Francamente, no me animo a sacar conclusiones respecto de quién o quiénes son o somos los responsables de que la opinión pública crea que realmente es más importante la transferencia al fútbol chipriota del lateral derecho suplente de la Quinta de Boca que el futuro deportivo de Paula Pareto. Como la intención de esta columna no es la de atizar una polémica que ni siquiera está planteada, aclaro urgentemente que no discutiría ni un minuto cuánto más importante es el fútbol en general que cualquier deporte en la Argentina. Es más, ni siquiera estoy seguro de saber cuántos más temas fuera del deporte interesan más a la mayoría de los argentinos que el fútbol. Es más, sólo esporádicamente, un acontecimiento deportivo me retiene sentado en mi sillón antes que un buen partido de fútbol. Por buen partido entiéndase un partido más o menos importante de nuestra Primera División, seleccionado, etc.
No estoy tan seguro de que un partido de cualquier categoría importe más que lo que realmente debería importar. Deportivamente hablando. Muchos menos justifico el espacio que se dedica a la periferia de las pelotas en comparación con ese deporte al cual endiosamos o, mayormente, condenamos cada cuatro años cuando el medallero olímpico nos deja tan lejos de Kenya o bien debajo de Etiopía. En realidad, no estoy tan seguro de que a usted le importe tanto más este escenario. Creo que hace rato que los medios vienen marcándole al público una agenda mentirosa. En la tele, en la radio, en los diarios o en las revistas, muy pocos se animan a buscarle la vuelta al asunto. Cuando se trata de deportes, mucho menos. Si elogio que existan Juan Sasturain o Diego Capusotto en televisión abierta, no estoy queriendo decir que, con sólo proponérselo, la tele convenza a la gente de que un partido de la Liga Nacional de Vóley importe más que la Copa Libertadores. Lo que quiero decir es que así como hay libros y genialidad como alternativa del caño o del muro, podría haber algún hueco para los cuarenta deportes mediáticamente ignorados o maltratados a cambio de tantas horas y centímetros dedicados a las pelotudeces del mundo de la pelota. Fenómeno del cual soy partícipe, por cierto (antes de que me claven las uñas, asumo mi parte de culpa y/o complicidad).

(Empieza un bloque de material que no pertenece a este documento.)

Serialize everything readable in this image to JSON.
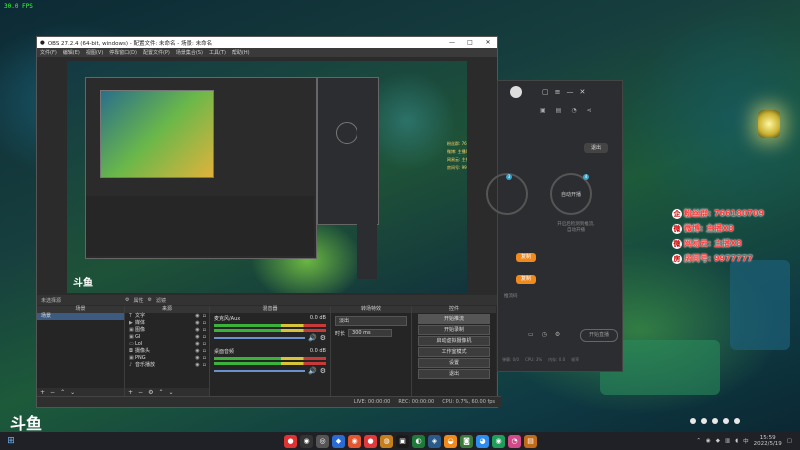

Por ahí pasa el impacto más fuerte del regreso a casa. El más negativo, quiero decir. Aquel para cuya readaptación hay que ser muy cuidadoso porque, entre otras cosas, se corre el riesgo de caer en el esnobismo de creer que el mundo es el que viví en Beijing –en los Juegos, entiéndase– y no el de la corrupción, el piquete, los crímenes narcos (y el asado, el fútbol del domingo, los amigos, la familia…).
Pero si la agenda pasa por cómo reaccionarán los jugadores de San Lorenzo con Radamel Falcao, por cómo reaccionará la gente del Rojo si el equipo de Borghi no gana esta tarde, por cómo reaccionará la barra brava de Boca cuando le exijan devolver el diente que perdió Migliore o por cómo reaccionará Martín Demichelis si Evangelina Anderson pega otra tapa de Playboy, pido, por favor, que vuelvan los madrugones olímpicos. Y creo que, en el fondo, muchos de ustedes, también.